Big Data is often defined as high volume, high velocity and high variety of streams of complex data with hidden insights. The retail industry has embraced (aka exploited) the benefits of Big Data by tracking consumer sentiment on social media channels and improving the buyer experience with facial recognition technology. Big Data is often showcased in numerous network crime/murder mysteries by featuring autopsy analysis or investigative biometric statistics – although very Hollywood, the capabilities are real. Many municipalities are now analyzing streams of data to predict with uncanny accuracy crime hot spots, and then deploying police to those locations to reduce criminal activity and improve overall quality of life. But how does a conservative, value-minded industry like chemicals define tangible use cases for Big Data?
The benefits to the industry must encompass reduced risk, improved productivity/profitability and enhanced customer service. According to a recent survey by Accenture, 94% of chemical executives believe that digital technologies will revolutionize the way they are doing business. In order for this digital technology to be effective, companies must have the infrastructure in place to glean insights from the data – merely amassing information will not yield any value.

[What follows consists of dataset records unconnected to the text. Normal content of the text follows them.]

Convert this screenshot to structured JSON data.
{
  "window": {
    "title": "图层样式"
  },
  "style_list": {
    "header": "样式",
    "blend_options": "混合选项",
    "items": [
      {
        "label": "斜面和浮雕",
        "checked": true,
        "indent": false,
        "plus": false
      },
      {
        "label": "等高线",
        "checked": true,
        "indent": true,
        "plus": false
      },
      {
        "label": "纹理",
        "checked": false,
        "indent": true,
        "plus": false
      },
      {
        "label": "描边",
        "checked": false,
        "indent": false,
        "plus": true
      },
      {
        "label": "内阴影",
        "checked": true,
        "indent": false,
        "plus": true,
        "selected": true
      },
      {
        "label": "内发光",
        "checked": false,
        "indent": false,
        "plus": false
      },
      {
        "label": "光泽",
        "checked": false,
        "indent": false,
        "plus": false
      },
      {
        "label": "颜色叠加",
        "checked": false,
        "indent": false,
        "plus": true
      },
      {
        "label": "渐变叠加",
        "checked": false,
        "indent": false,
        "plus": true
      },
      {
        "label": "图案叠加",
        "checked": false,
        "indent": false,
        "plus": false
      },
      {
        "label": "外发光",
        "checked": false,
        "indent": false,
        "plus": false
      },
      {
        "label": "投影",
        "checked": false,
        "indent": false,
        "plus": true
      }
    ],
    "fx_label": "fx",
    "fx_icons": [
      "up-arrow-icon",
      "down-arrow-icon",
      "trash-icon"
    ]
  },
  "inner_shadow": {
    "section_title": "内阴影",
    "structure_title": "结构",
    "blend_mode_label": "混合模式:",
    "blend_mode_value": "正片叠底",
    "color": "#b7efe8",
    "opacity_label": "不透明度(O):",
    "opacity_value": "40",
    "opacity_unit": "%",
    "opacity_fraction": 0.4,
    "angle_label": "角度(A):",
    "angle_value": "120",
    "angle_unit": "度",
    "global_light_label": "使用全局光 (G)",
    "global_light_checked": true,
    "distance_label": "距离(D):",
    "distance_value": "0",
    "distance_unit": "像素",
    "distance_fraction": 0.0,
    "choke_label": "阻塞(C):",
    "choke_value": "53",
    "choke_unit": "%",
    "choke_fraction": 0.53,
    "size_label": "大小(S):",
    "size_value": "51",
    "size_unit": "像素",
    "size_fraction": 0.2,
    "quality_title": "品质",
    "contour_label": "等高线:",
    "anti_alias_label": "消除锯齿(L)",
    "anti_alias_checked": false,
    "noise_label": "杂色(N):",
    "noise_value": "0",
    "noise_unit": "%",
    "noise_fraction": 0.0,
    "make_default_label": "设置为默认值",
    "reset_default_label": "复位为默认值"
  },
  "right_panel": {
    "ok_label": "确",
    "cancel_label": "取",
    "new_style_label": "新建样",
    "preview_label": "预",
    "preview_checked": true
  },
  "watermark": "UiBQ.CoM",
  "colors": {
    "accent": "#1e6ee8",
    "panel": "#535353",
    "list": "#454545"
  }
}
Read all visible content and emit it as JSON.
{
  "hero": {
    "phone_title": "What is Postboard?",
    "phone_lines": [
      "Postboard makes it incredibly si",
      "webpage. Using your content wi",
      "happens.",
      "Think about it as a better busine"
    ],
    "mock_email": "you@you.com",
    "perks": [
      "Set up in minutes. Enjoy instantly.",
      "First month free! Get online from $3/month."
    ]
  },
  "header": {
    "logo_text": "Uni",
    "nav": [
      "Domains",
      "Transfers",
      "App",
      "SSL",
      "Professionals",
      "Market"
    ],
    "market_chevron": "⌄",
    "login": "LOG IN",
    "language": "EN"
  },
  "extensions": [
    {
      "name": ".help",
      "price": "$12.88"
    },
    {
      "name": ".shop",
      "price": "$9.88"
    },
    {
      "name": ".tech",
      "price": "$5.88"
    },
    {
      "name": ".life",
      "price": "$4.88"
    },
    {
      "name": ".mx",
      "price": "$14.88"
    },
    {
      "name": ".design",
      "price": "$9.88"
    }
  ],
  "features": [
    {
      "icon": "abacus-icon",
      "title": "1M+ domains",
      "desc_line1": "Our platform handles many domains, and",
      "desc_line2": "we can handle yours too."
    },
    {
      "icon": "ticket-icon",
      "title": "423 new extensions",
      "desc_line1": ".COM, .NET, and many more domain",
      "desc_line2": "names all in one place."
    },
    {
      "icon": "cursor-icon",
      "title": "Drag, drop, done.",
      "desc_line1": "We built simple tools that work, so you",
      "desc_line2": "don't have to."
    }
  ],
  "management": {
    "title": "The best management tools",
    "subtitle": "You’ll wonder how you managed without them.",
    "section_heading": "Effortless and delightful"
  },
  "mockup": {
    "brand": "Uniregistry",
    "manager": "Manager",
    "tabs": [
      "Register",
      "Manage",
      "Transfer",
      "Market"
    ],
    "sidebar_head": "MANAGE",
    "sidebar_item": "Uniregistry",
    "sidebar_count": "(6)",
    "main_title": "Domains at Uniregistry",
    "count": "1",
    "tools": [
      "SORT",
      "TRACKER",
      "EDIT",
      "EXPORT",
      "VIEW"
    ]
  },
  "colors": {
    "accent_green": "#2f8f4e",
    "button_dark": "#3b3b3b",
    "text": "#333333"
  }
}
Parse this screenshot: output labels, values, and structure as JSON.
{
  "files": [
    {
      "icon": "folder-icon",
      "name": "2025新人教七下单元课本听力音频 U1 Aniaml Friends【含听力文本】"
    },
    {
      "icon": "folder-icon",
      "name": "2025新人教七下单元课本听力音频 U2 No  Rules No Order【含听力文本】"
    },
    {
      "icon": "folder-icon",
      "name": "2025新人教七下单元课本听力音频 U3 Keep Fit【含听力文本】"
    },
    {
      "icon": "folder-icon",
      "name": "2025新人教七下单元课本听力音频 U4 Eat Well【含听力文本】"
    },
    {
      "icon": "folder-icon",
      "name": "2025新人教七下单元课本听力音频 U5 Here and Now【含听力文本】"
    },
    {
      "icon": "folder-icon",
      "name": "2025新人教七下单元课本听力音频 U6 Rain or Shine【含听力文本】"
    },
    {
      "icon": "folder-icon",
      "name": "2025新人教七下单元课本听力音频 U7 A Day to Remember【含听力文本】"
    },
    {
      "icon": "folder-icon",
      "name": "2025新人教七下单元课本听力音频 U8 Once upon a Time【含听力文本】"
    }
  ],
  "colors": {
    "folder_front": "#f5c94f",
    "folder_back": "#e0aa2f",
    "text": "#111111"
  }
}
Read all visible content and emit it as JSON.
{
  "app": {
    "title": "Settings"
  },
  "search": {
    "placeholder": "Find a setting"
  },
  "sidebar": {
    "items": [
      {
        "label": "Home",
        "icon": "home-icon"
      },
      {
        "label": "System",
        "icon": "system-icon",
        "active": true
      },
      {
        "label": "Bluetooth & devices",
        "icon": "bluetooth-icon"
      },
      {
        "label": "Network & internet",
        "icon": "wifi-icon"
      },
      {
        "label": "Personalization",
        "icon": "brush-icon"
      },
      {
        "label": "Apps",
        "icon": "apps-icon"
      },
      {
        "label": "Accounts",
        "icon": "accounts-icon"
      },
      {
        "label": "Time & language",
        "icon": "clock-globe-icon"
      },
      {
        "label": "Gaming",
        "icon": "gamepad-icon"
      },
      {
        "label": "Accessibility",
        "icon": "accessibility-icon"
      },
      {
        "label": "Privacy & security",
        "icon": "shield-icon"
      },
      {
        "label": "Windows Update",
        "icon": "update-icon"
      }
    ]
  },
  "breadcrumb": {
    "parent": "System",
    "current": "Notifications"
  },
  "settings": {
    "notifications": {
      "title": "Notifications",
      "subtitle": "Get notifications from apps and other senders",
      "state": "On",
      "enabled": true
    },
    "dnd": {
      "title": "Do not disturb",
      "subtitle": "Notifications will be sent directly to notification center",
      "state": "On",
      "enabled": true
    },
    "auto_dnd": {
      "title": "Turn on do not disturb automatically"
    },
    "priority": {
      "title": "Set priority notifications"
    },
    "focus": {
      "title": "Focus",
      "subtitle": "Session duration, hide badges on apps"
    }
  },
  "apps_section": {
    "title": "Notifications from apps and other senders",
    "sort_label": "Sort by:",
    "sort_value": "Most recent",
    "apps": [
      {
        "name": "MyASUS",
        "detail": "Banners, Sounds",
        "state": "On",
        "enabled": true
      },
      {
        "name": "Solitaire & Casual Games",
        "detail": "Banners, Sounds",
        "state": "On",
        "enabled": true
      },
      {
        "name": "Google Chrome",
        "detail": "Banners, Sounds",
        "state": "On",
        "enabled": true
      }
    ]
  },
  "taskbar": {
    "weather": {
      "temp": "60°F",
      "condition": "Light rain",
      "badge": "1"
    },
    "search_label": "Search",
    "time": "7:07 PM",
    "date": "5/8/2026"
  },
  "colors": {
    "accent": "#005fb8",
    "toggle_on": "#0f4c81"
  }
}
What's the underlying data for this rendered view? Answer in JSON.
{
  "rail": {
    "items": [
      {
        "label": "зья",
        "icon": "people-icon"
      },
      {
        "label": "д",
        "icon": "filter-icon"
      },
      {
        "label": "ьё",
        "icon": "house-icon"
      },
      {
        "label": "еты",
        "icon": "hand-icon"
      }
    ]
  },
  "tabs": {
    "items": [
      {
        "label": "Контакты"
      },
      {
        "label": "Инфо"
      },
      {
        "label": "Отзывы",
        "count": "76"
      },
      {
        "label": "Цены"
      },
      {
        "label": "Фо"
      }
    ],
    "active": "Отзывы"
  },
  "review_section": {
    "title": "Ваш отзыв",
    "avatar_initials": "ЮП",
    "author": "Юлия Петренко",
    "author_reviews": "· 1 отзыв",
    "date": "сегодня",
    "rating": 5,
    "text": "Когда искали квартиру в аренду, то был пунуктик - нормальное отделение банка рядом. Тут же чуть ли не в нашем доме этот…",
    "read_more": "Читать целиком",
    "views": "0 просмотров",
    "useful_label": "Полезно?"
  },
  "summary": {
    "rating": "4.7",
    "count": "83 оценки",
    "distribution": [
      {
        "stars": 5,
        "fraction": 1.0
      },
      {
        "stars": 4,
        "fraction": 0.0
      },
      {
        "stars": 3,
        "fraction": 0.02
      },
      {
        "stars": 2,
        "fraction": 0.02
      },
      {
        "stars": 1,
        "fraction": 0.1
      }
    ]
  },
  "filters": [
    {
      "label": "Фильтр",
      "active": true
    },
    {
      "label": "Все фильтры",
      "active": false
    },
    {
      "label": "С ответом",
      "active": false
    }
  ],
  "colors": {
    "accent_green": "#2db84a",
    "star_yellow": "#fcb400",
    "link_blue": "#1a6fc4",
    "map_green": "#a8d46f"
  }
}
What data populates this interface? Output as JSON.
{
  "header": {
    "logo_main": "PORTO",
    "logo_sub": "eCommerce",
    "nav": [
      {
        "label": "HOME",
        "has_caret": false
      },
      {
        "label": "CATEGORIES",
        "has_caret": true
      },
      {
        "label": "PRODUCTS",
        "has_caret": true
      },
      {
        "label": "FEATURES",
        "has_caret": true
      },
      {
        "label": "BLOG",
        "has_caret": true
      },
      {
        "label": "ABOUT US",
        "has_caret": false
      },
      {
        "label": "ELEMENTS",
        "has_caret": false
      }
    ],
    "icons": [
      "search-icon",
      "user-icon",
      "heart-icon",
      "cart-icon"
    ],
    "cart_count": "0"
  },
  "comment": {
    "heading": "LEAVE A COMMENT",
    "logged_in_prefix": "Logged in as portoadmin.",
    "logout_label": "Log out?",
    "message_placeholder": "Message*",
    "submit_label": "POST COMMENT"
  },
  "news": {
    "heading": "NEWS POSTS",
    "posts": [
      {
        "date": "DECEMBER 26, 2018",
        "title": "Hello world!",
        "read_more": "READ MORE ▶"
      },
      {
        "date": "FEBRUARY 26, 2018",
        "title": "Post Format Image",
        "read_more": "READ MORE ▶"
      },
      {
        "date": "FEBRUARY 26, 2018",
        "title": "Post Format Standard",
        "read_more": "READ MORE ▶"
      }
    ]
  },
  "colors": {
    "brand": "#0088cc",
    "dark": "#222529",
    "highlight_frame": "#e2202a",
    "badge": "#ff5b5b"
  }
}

The chemical industry has always been subject to numerous regulations. The REACh platform, for instance, is now being adopted with various international regional models, each with their own requirements. Compliance with regulations is the cost of doing business; a simple change to a product formulation could result in an infraction. These changes must be reviewed in near-real time, and checking the impact on formulation changes (or even the simple placement of an import/export order) amidst this complex regulatory environment has impeded the speed of business. Certain chemical substances are highly hazardous (or can be easily reformulated to something highly hazardous) and both the shipper and the manufacturer have a responsibility to ensure that the entire product geneology can be traced throughout the complete lifecycle of the product. With an alarmingly retiring workforce, the chemicals industry is faced with many new chemical operators that need to be trained and certified. The tasks they are performing, and even their physical whereabouts, can now be monitored to ensure that a certified operator is performing the task and other unqualified personnel are not physically present.
Leading chemical companies are starting to revolutionize the decision-making process with Big Data by dramatically improving productivity and profitability. Having fully-integrated data models across supply chain, logistics and finance has enabled the ability to run simulations and scenarios in real-time to finally answer the ‘what if’ questions. What if polypropylene prices increase by 4% and I delay my plant shutdown by 2 weeks because customers will likely pre-buy in order to avoid the price increase? Will I have the available capacity/inventory? In this asset-intensive industry, manufacturers are connecting numerous equipment sensors on the shop floor to improve asset utilization through predictive analysis – the ability to predictan equipment failure is now keeping our plants running safely and efficiently. The amount of data that is generated from variable pump speeds, valve vibration analysis, agitator torque tracking, temperatures and pressures with plants that are running 24×7 is staggering. With a new breed of educated talent (yes, the millennials are highly educated) entering the chemicals industry, the core concepts of optimization are not only being applied to the supply chain, but also to product pricing, portfolio planning, logistics and commodities management. All of these changes to supply chain management, asset utilization and advanced optimization algorithms are defining Big Data use cases within the chemicals industry.
Although the chemicals industry is not subject to omni-channels in the same way as the retail industry, the strains of customer service are very similar. Customers expect differentiated service – delivering the right product at the right time to the right location is no longer good enough. Differentiated customer service is now defined by delivering technical data sheets, COA’s, SDS’s, samples, customized labels, pricing documents, call reports, marketing analysis and numerous other reports. The traditional CSR, who is the FIRST interface to the customer, must be able to process nearly any request and the data must be at his/her fingertips. Big Data is enabling superior customer service with Precision Farming, where analysis of weather, soil conditions, seed traits, and historical yields are helping farmers determine what to plant, when to plant, and what types of crop protection chemicals to apply. The example from Precision Farming will eventually be applied to other traditional chemical industries, where information can be used to enhance formulations and applications for truly superior customer service.
The regulatory environment will continue to evolve with greater influence by the end-consumer (ie Walmart Priority Chemicals) as well as sustainable improvements to the oft-neglected Asia-Pacific region. Europe and the US will lead the advancement of nano-technology and green chemistry. As the higher margin specialty chemicals sub-industry slowly transforms to more of a commodity play with global competition, the pressure on margins will force manufacturers to drive improvements and innovations in the extended supply chain in order to remain competitive. Customer service, as we know it today, will evolve from order-taking to information sharing and analysis to address customer intimacy at a new level. These changes will be the primary drivers to the new digital revolution in the chemicals industry and Big Data will be the enabler.